Bei seinen Auftritten fand H. C. Artmann als umjubelte Inkarnation des Poetischen viele Zuhörer, aber gekauft und gelesen wurden seine Bücher nur von wenigen. Um seinen 5. Todestag am 4. Dezember war es merkwürdig still - als wäre der märchenumwobene Sprachakrobat schon lange fort. Doch zwei kleine, fein gemachte Bücher sind in diesem Jahr erschienen, in denen seine Biografie und sein unverkennbarer Ton noch einmal aufleuchten.

Übersetzungen für Porcia ...

1961 hat Herbert Wochinz die Komödienspiele auf Schloss Porcia in Spittal an der Drau gegründet und gleich im ersten Jahr Artmanns Stück "Kein Pfeffer für Czermak" aufgeführt.
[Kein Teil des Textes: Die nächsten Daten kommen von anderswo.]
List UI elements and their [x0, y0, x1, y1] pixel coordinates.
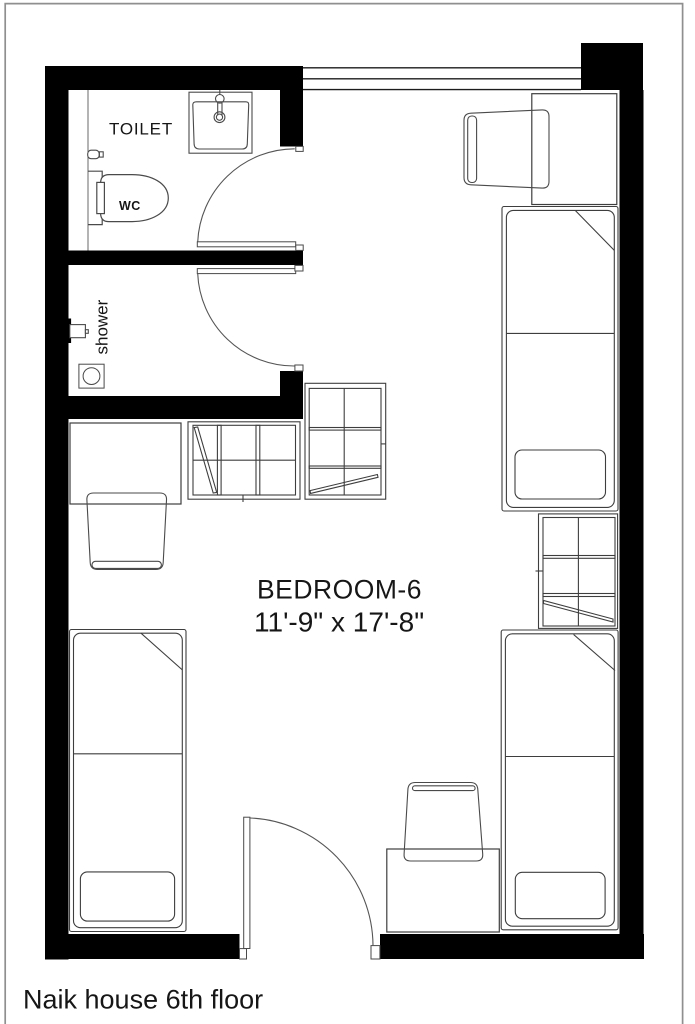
- svg-text:shower: shower: [93, 299, 112, 354]
- svg-text:WC: WC: [119, 199, 141, 213]
- svg-text:TOILET: TOILET: [109, 120, 173, 139]
- svg-text:11'-9" x 17'-8": 11'-9" x 17'-8": [254, 607, 424, 638]
- svg-text:Naik house 6th floor: Naik house 6th floor: [23, 985, 263, 1015]
- svg-text:BEDROOM-6: BEDROOM-6: [257, 575, 422, 605]
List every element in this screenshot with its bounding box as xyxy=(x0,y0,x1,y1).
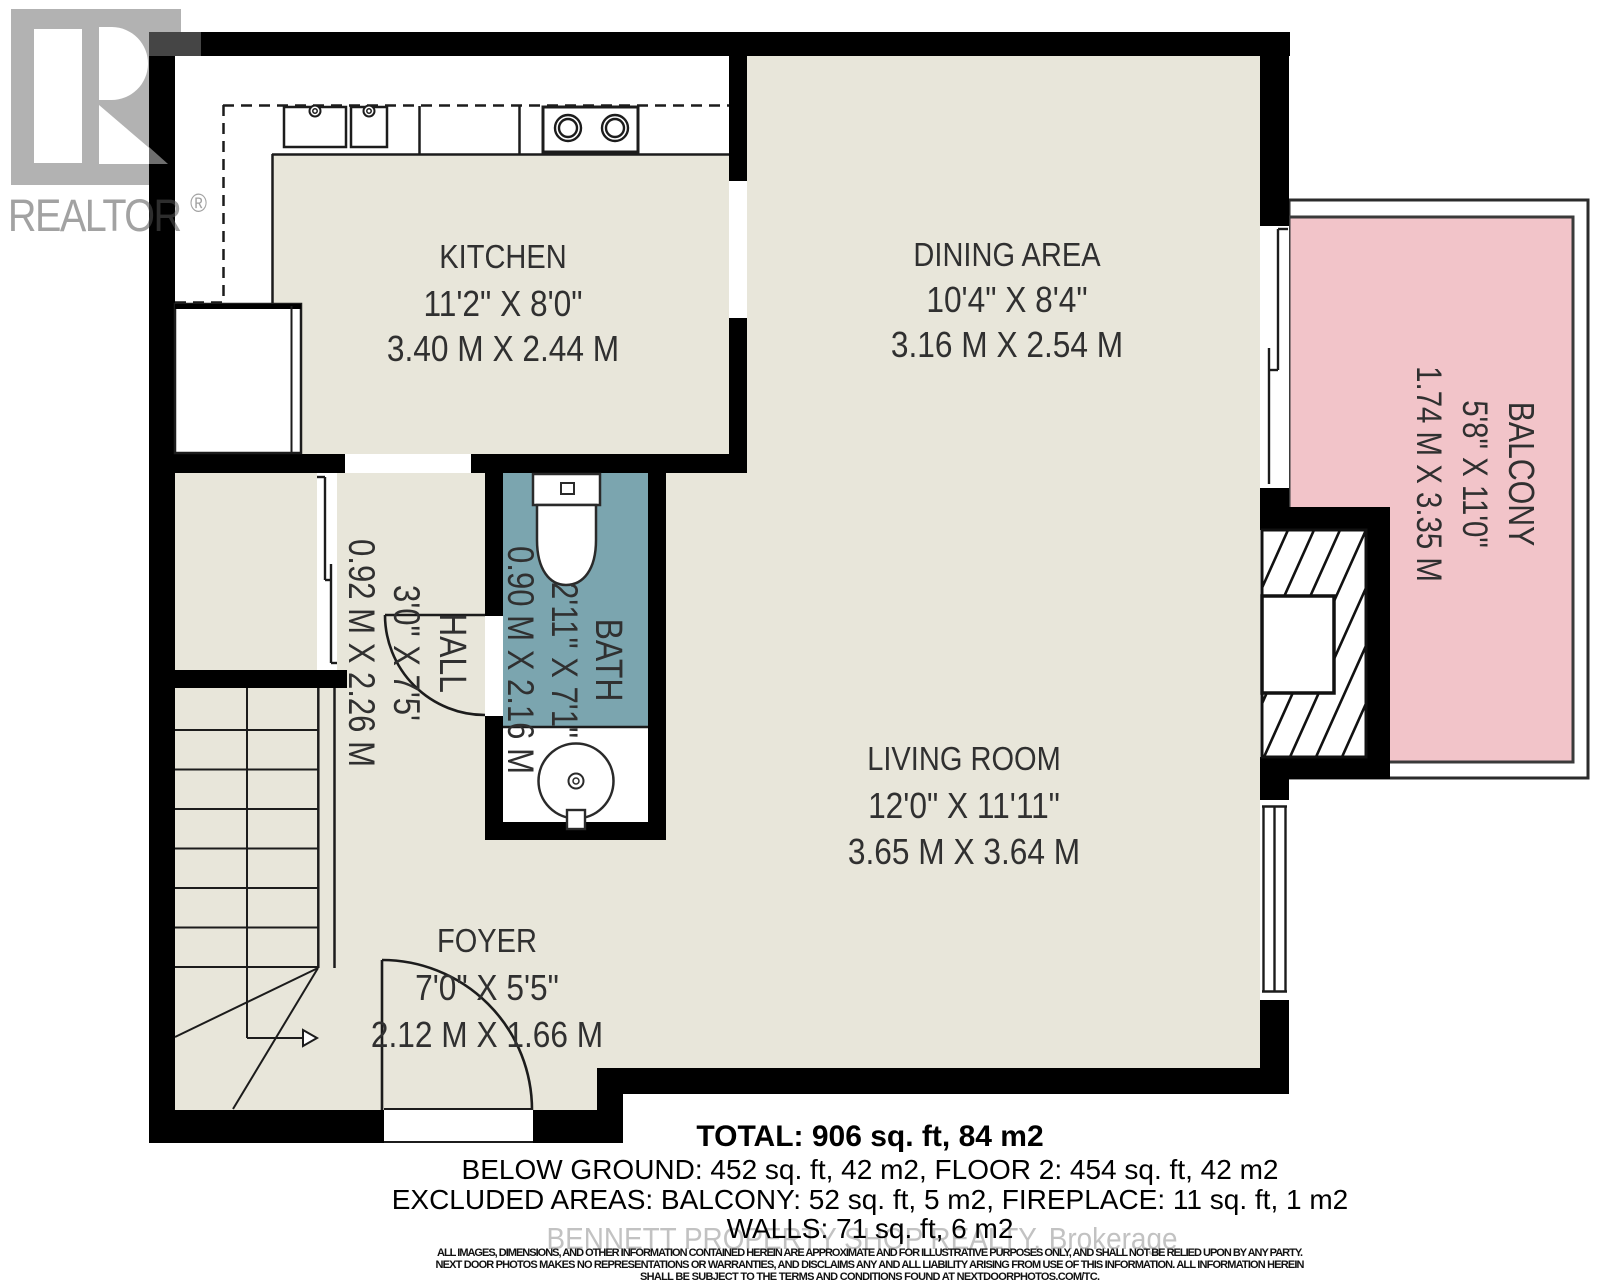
svg-text:10'4" X 8'4": 10'4" X 8'4" xyxy=(926,280,1087,320)
svg-text:7'0" X 5'5": 7'0" X 5'5" xyxy=(415,968,559,1008)
svg-text:11'2" X 8'0": 11'2" X 8'0" xyxy=(424,284,583,324)
svg-text:LIVING ROOM: LIVING ROOM xyxy=(867,740,1061,777)
svg-text:BALCONY: BALCONY xyxy=(1500,402,1540,546)
svg-text:SHALL BE SUBJECT TO THE TERMS: SHALL BE SUBJECT TO THE TERMS AND CONDIT… xyxy=(640,1271,1100,1283)
svg-text:3.65 M X 3.64 M: 3.65 M X 3.64 M xyxy=(848,832,1080,872)
svg-text:WALLS: 71 sq. ft, 6 m2: WALLS: 71 sq. ft, 6 m2 xyxy=(727,1213,1014,1244)
svg-text:0.90 M X 2.16 M: 0.90 M X 2.16 M xyxy=(499,546,540,774)
svg-text:3'0" X 7'5': 3'0" X 7'5' xyxy=(385,585,426,721)
svg-text:1.74 M X 3.35 M: 1.74 M X 3.35 M xyxy=(1409,366,1448,582)
svg-text:FOYER: FOYER xyxy=(437,922,537,959)
svg-text:KITCHEN: KITCHEN xyxy=(439,238,566,275)
svg-text:EXCLUDED AREAS: BALCONY: 52 sq: EXCLUDED AREAS: BALCONY: 52 sq. ft, 5 m2… xyxy=(392,1184,1349,1215)
svg-text:ALL IMAGES, DIMENSIONS, AND OT: ALL IMAGES, DIMENSIONS, AND OTHER INFORM… xyxy=(437,1247,1303,1259)
svg-text:2.12 M X 1.66 M: 2.12 M X 1.66 M xyxy=(371,1015,603,1055)
svg-text:DINING AREA: DINING AREA xyxy=(913,236,1100,273)
svg-text:HALL: HALL xyxy=(431,613,473,693)
svg-text:BELOW GROUND: 452 sq. ft, 42 m: BELOW GROUND: 452 sq. ft, 42 m2, FLOOR 2… xyxy=(462,1154,1279,1185)
svg-text:3.40 M X 2.44 M: 3.40 M X 2.44 M xyxy=(387,329,619,369)
svg-text:3.16 M X 2.54 M: 3.16 M X 2.54 M xyxy=(891,325,1123,365)
svg-text:®: ® xyxy=(190,190,207,219)
svg-text:BATH: BATH xyxy=(587,619,629,702)
svg-text:NEXT DOOR PHOTOS MAKES NO REPR: NEXT DOOR PHOTOS MAKES NO REPRESENTATION… xyxy=(435,1259,1304,1271)
svg-text:12'0" X 11'11": 12'0" X 11'11" xyxy=(868,786,1060,826)
svg-text:TOTAL: 906 sq. ft, 84 m2: TOTAL: 906 sq. ft, 84 m2 xyxy=(696,1120,1043,1153)
svg-text:5'8" X 11'0": 5'8" X 11'0" xyxy=(1455,400,1494,548)
svg-text:2'11" X 7'1": 2'11" X 7'1" xyxy=(543,582,584,738)
svg-text:0.92 M X 2.26 M: 0.92 M X 2.26 M xyxy=(340,539,381,767)
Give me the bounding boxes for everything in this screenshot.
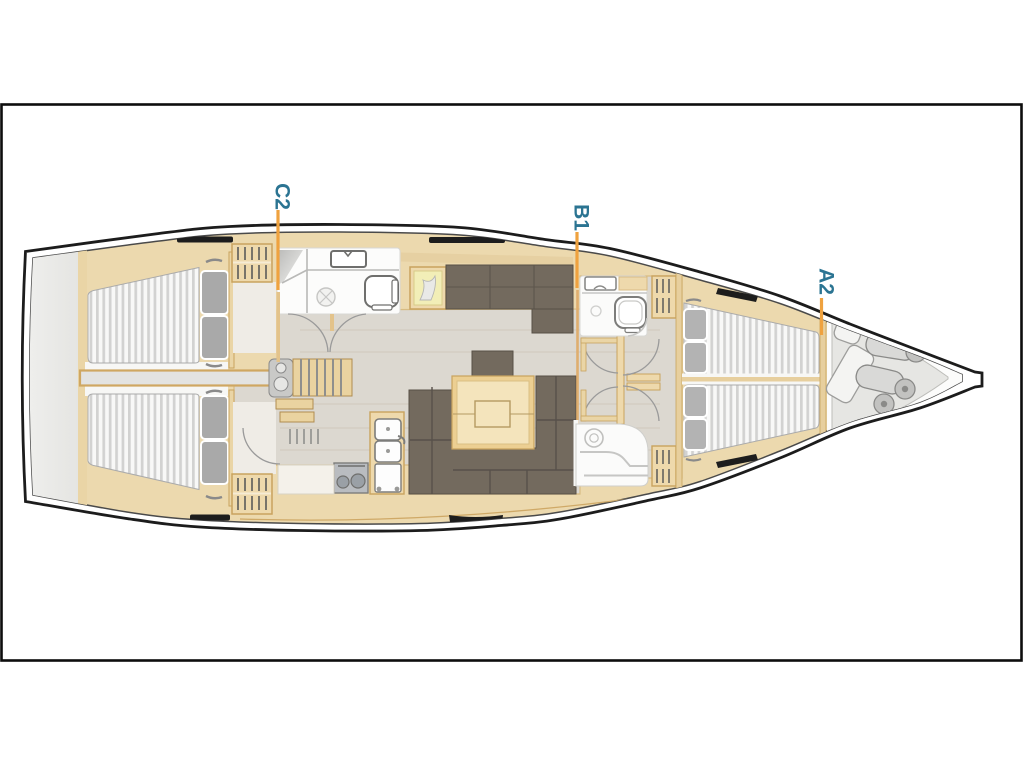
svg-text:C2: C2 (271, 183, 294, 210)
svg-text:B1: B1 (570, 204, 593, 231)
svg-text:A2: A2 (815, 268, 838, 295)
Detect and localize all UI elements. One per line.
Vor allem aber hat Artmann 30 Jahre lang für Wochinz Dramatiker der Weltliteratur übersetzt, darunter Goldoni, Moliere, Marivaux, Feydeau, Calderon oder Lope de Vega. In den 38 Briefen Artmanns an Wochinz geht es oft um Geld, und so werden seine Lebensumstände in Schweden, Berlin und Österreich sichtbar: seine Flucht vor Polizeiorganen und Gerichten (Klage wegen Alimentationsvergehen), seine vielen Übersiedlungen, das Gefühl der Fremdheit in Schweden, seine Reisen, die ständige Geldnot ...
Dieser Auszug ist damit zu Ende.